In the past three weeks, nine attacks have been launched against ships, compared to six in the preceding three weeks.

Since January 11, when the raids were initiated under US leadership, shipping along the vital Red Sea trade route has decreased by 29%.

This represents a more substantial decrease in activity than the one observed from the onset of Houthi attacks in November until the commencement of the US-led operation.

Alteration of Strategies

Initially, the Houthis claimed they were targeting vessels associated with Israel. However, since air assaults commenced in January, the majority of their targets have been vessels affiliated with owners or operators based in the United Kingdom or the United States.

Twenty-eight vessels have been targeted by the Houthis since the attacks commenced in November. Seven of these have been identified as having connections to Israeli organizations, individuals, or locations.

The process of determining vessel affiliation is not simple, given the difficulty in penetrating multiple tiers of corporate ownership.

Since the air assaults began, five of the nine ships attacked had ties to the United States or the United Kingdom; none had discernible Israeli ties.

Their tactics, in addition to their targets, have evolved.

Evolving Strategies Disrupt Vital Sea Lane

Their attacks were concentrated in the southernmost portion of the Red Sea in November and December, near the narrow Bab al-Mandab Strait, which forces vessels to sail in close proximity to the Houthi-controlled Yemeni coastline.

They have been striking primarily to the south in the Gulf of Aden in recent weeks.

The Houthis have modified their method of attack as well. At first, a combination of explosive-laden drones and missiles was employed, but in more recent assaults, missiles originating from Yemen have predominated.

The Red Sea is the most efficient route between Asia and Europe for the transportation of commodities and is a vital shipping lane.

However, since the Houthi attacks began, the number of commercial vessels using the route has decreased by fifty percent, according to ship monitoring company Lloyd’s List Intelligence.

Notwithstanding the presence of a military alliance led by the United States and including British naval vessels, which protected commercial shipping in the region.

It appears that the decline was not seasonal, as no comparable pattern of reduction was observed during the same time period last year.

What caused the decline to occur?

Initial reactions from transportation companies to the Galaxy Leader hijacking on November 19 were imperceptible.

However, ship tracking information indicates that this shifted as of December 15, when vessel operators initiated the process of rerouting cargo around Africa. In the weeks that have followed, the number of vessels utilizing the Red Sea has continued to decrease, despite the fact that the alternative route requires considerably more fuel and entails higher crew compensation and insurance premiums.

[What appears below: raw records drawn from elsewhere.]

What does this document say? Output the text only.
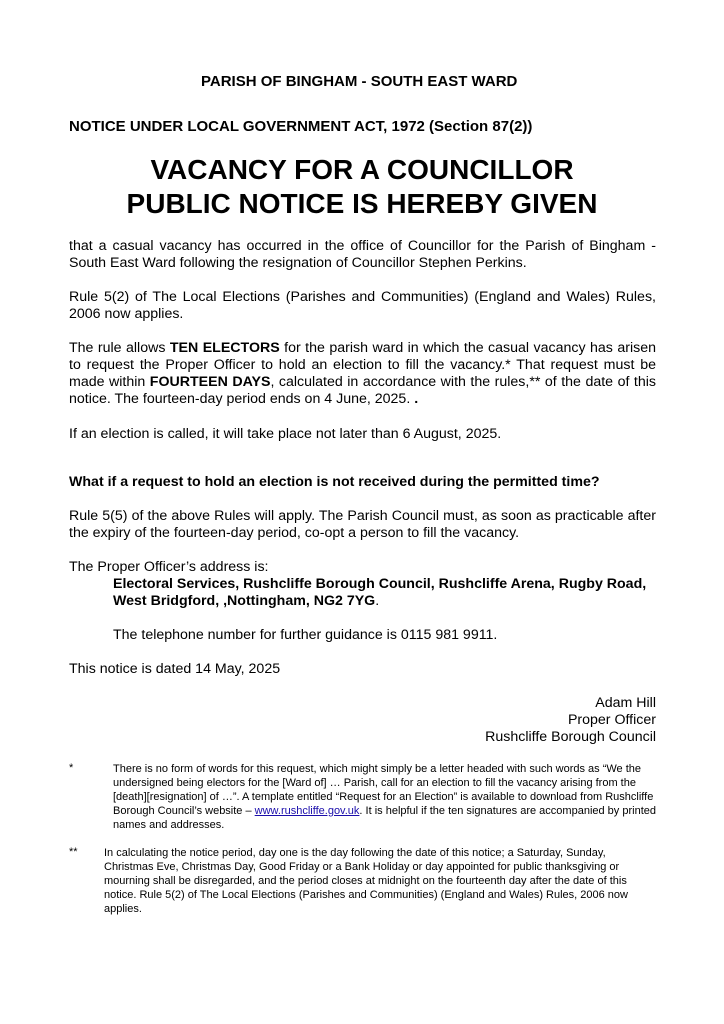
PARISH OF BINGHAM - SOUTH EAST WARD
NOTICE UNDER LOCAL GOVERNMENT ACT, 1972 (Section 87(2))
VACANCY FOR A COUNCILLOR
PUBLIC NOTICE IS HEREBY GIVEN
that a casual vacancy has occurred in the office of Councillor for the Parish of Bingham - South East Ward following the resignation of Councillor Stephen Perkins.
Rule 5(2) of The Local Elections (Parishes and Communities) (England and Wales) Rules, 2006 now applies.
The rule allows TEN ELECTORS for the parish ward in which the casual vacancy has arisen to request the Proper Officer to hold an election to fill the vacancy.* That request must be made within FOURTEEN DAYS, calculated in accordance with the rules,** of the date of this notice. The fourteen-day period ends on 4 June, 2025. .
If an election is called, it will take place not later than 6 August, 2025.
What if a request to hold an election is not received during the permitted time?
Rule 5(5) of the above Rules will apply. The Parish Council must, as soon as practicable after the expiry of the fourteen-day period, co-opt a person to fill the vacancy.
The Proper Officer’s address is:
Electoral Services, Rushcliffe Borough Council, Rushcliffe Arena, Rugby Road, West Bridgford, ,Nottingham, NG2 7YG.
The telephone number for further guidance is 0115 981 9911.
This notice is dated 14 May, 2025
Adam Hill
Proper Officer
Rushcliffe Borough Council
*	There is no form of words for this request, which might simply be a letter headed with such words as “We the undersigned being electors for the [Ward of] … Parish, call for an election to fill the vacancy arising from the [death][resignation] of …”. A template entitled “Request for an Election” is available to download from Rushcliffe Borough Council’s website – www.rushcliffe.gov.uk. It is helpful if the ten signatures are accompanied by printed names and addresses.
** In calculating the notice period, day one is the day following the date of this notice; a Saturday, Sunday, Christmas Eve, Christmas Day, Good Friday or a Bank Holiday or day appointed for public thanksgiving or mourning shall be disregarded, and the period closes at midnight on the fourteenth day after the date of this notice. Rule 5(2) of The Local Elections (Parishes and Communities) (England and Wales) Rules, 2006 now applies.
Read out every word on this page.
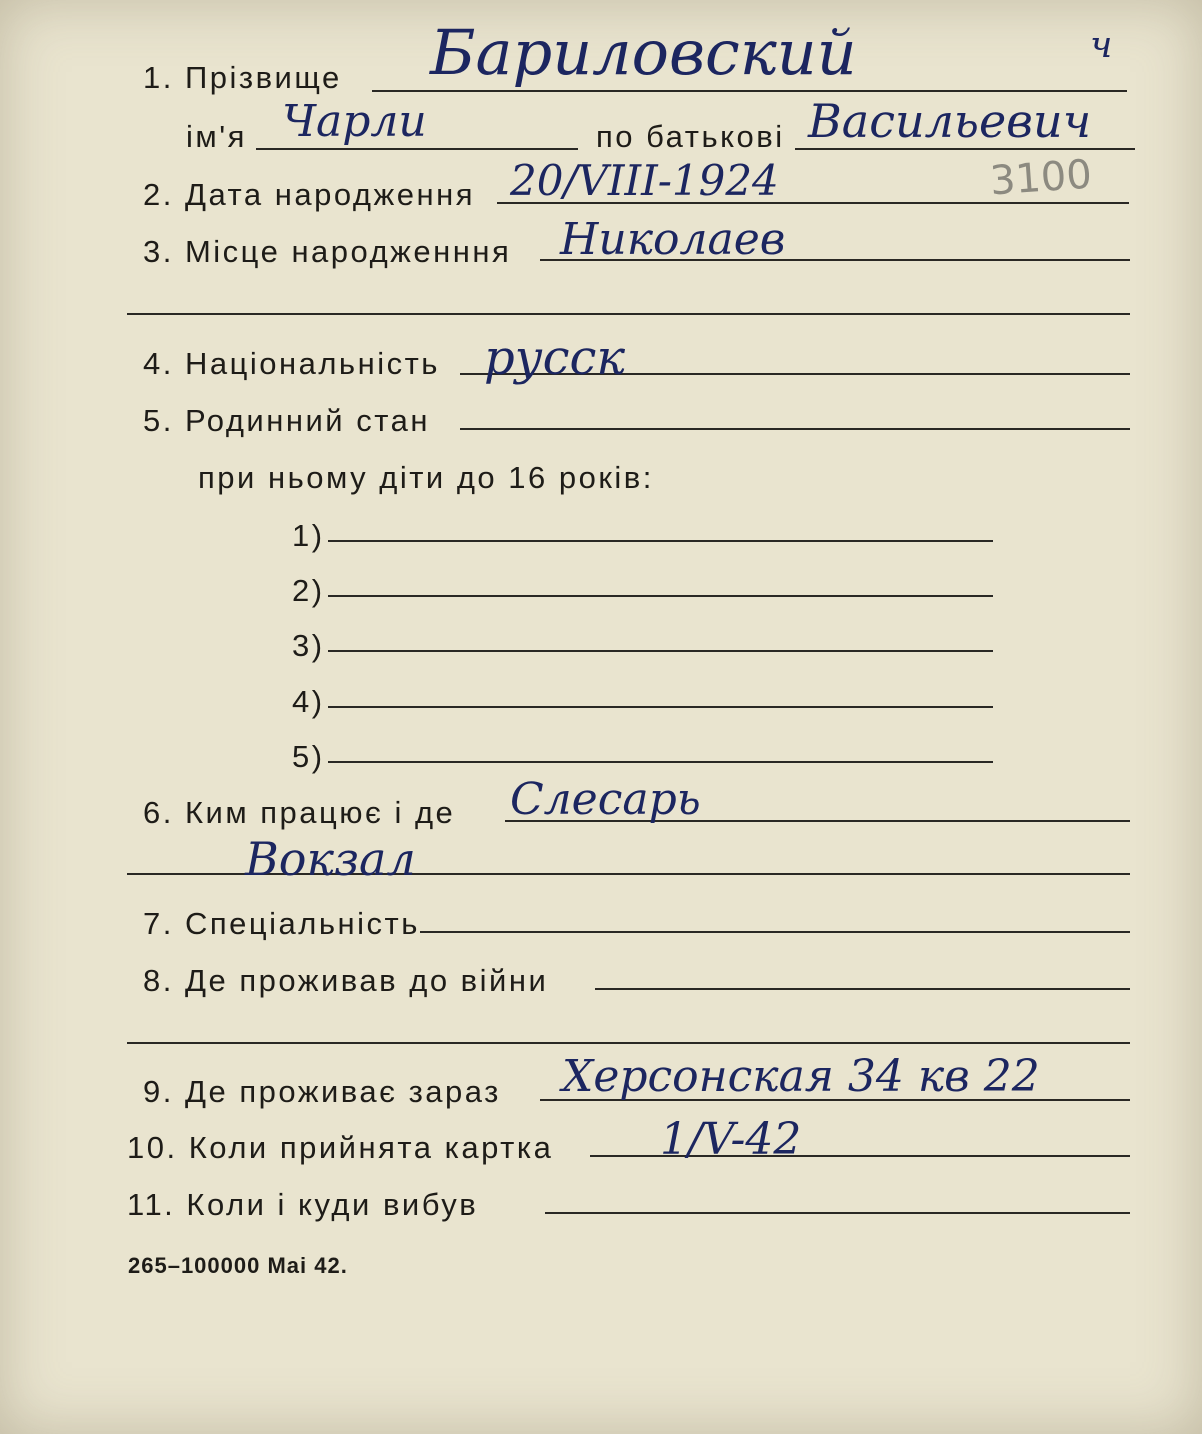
1. Прізвище Бариловский	ч
ім'я Чарли	по батькові Васильевич
3100
2. Дата народження 20/VIII-1924
3. Місце народженння Николаев
4. Національність русск
5. Родинний стан
при ньому діти до 16 років:
1)
2)
3)
4)
5)
6. Ким працює і де Слесарь
Вокзал
7. Спеціальність
8. Де проживав до війни
9. Де проживає зараз Херсонская 34 кв 22
10. Коли прийнята картка 1/V-42
11. Коли і куди вибув
265–100000 Mai 42.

For instance, since mid-November, the expense to transport a standard 40-foot container from Shanghai to Rotterdam has increased from approximately $1,200 (£940) to nearly $5,000 by the end of January.

The escalation of freight charges will inevitably exert downward pressure on the prices of consumer products, encompassing fuel and food.

Instead of using the Suez Canal, circumnavigating Africa en route from the Middle East to Europe can increase the voyage duration by three weeks and incur additional expenses of more than $2 million, according to price reporting firm Argus Media.